Prior to this psychiatric admission, the patient had previous trials of both oral and IM naltrexone without tolerability issues. A test dose with naloxone or naltrexone was not completed because the veteran reported his last use of kratom and opioids was greater than 2 weeks prior. Given that the veteran did not develop opioid withdrawal during his 5-day course of buprenorphine in the acute psychiatric unit, it is likely that the veteran was not taking kratom prior to inpatient psychiatric admission. Following his positive mitragynine confirmatory results and onset of opioid withdrawal, it was discovered that the patient misrepresented his kratom use. Subsequently, the patient disclosed to the medical team that he was ordering kratom via food delivery services to the residential setting. This case emphasizes the importance of screening and counseling on herbal supplement use and its potential to cause opioid-like dependence prior to initiation of naltrexone. It also supports that a test dose of either oral naltrexone or injectable naloxone should be considered prior to initiating IM naltrexone given that substances such as mitragynine and fentanyl derivatives may not show on most routine urine drug screens. In addition, a naloxone or naltrexone test dose should be recommended prior to starting IM naltrexone in all patients, including patients who report abstinence from opioids and kratom. A MEDLINE search revealed no published case reports of precipitated kratom withdrawal following naltrexone administration.

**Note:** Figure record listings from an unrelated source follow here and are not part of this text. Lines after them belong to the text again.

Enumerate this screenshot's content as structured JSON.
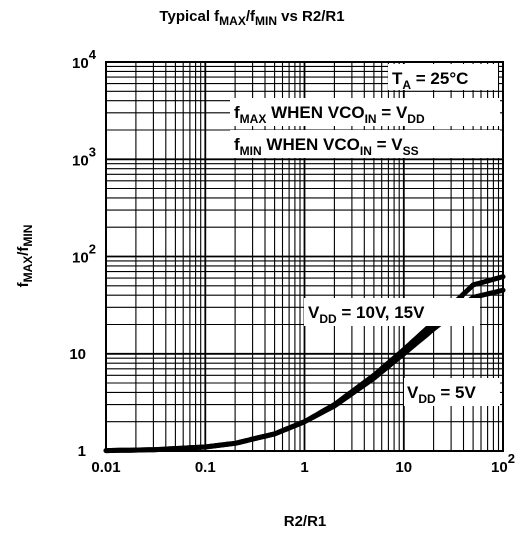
{
  "chart_data": {
    "type": "line",
    "title": {
      "pre": "Typical f",
      "sub1": "MAX",
      "mid": "/f",
      "sub2": "MIN",
      "post": " vs R2/R1"
    },
    "xlabel": "R2/R1",
    "ylabel": {
      "pre": "f",
      "sub1": "MAX",
      "mid": "/f",
      "sub2": "MIN"
    },
    "x_scale": "log",
    "y_scale": "log",
    "xlim": [
      0.01,
      100
    ],
    "ylim": [
      1,
      10000
    ],
    "grid": true,
    "x_ticks": [
      {
        "value": 0.01,
        "label": "0.01"
      },
      {
        "value": 0.1,
        "label": "0.1"
      },
      {
        "value": 1,
        "label": "1"
      },
      {
        "value": 10,
        "label": "10"
      },
      {
        "value": 100,
        "label": "10",
        "sup": "2"
      }
    ],
    "y_ticks": [
      {
        "value": 1,
        "label": "1"
      },
      {
        "value": 10,
        "label": "10"
      },
      {
        "value": 100,
        "label": "10",
        "sup": "2"
      },
      {
        "value": 1000,
        "label": "10",
        "sup": "3"
      },
      {
        "value": 10000,
        "label": "10",
        "sup": "4"
      }
    ],
    "series": [
      {
        "name": "VDD = 10V, 15V",
        "x": [
          0.01,
          0.03,
          0.1,
          0.2,
          0.5,
          1,
          2,
          5,
          10,
          20,
          50,
          100
        ],
        "y": [
          1.01,
          1.03,
          1.1,
          1.2,
          1.5,
          2.0,
          3.0,
          6.0,
          11,
          21,
          51,
          62
        ]
      },
      {
        "name": "VDD = 5V",
        "x": [
          0.01,
          0.03,
          0.1,
          0.2,
          0.5,
          1,
          2,
          5,
          10,
          20,
          50,
          100
        ],
        "y": [
          1.01,
          1.03,
          1.1,
          1.2,
          1.5,
          2.0,
          2.9,
          5.6,
          10,
          18,
          38,
          45
        ]
      }
    ],
    "annotations": {
      "ta": {
        "pre": "T",
        "sub": "A",
        "post": " = 25°C"
      },
      "fmax": {
        "pre": "f",
        "sub1": "MAX",
        "mid": " WHEN VCO",
        "sub2": "IN",
        "mid2": " = V",
        "sub3": "DD"
      },
      "fmin": {
        "pre": "f",
        "sub1": "MIN",
        "mid": " WHEN VCO",
        "sub2": "IN",
        "mid2": " = V",
        "sub3": "SS"
      },
      "vdd_high": {
        "pre": "V",
        "sub": "DD",
        "post": " = 10V, 15V"
      },
      "vdd_low": {
        "pre": "V",
        "sub": "DD",
        "post": " = 5V"
      }
    }
  }
}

In this case, we regularly tested for kratom throughout admission. Testing was completed using liquid chromatography–mass spectrometry, which can provide definitive, qualitative results, but there is a 14-day latency between collection of specimen and results. Throughout the admission, we were able to determine that mitragynine remained detectable in his urine. Quantitative rather than qualitative testing was not available at our facility but would have been preferred to monitor trending of mitragynine levels.

Mitragynine is predominantly metabolized by the liver and exhibits linear kinetics with a long elimination half-life of around 24 hours. This is reported by a clinical study²⁴ that examined its pharmacokinetics in chronic users who consumed kratom leaves estimated at 6 to 24 mg mitragynine per dose. Based on this information, it can be predicted to take nearly 5 days to fully clear kratom tea from the body. Studies are limited regarding elimination half-life of alternative dosage forms or unregulated marketed products; thus, pharmacokinetics may vary. In addition, kratom is found to be detectable in urine for up to 2 weeks after last use.¹² These variables in pharmacokinetics and urine testing present barriers to initiation of opioid antagonist treatment and place patients with AUD and OUD at risk of withdrawal when starting treatment. To avoid such complications, clinicians may consider naloxone or oral naltrexone challenge prior to initiating long-acting injectable naltrexone or utilization of buprenorphine/naloxone for kratom maintenance and withdrawal.^25,26

Conclusion

Despite their poorly understood safety profiles, herbal supplements, such as kratom, are gaining in popularity. Previous case reports establish that kratom use is associated with hepatoxicity. This case report provides evidence that chronic, heavy use of kratom creates physiological opioid dependency placing AUD and OUD patients at risk of precipitated withdrawal when starting naltrexone.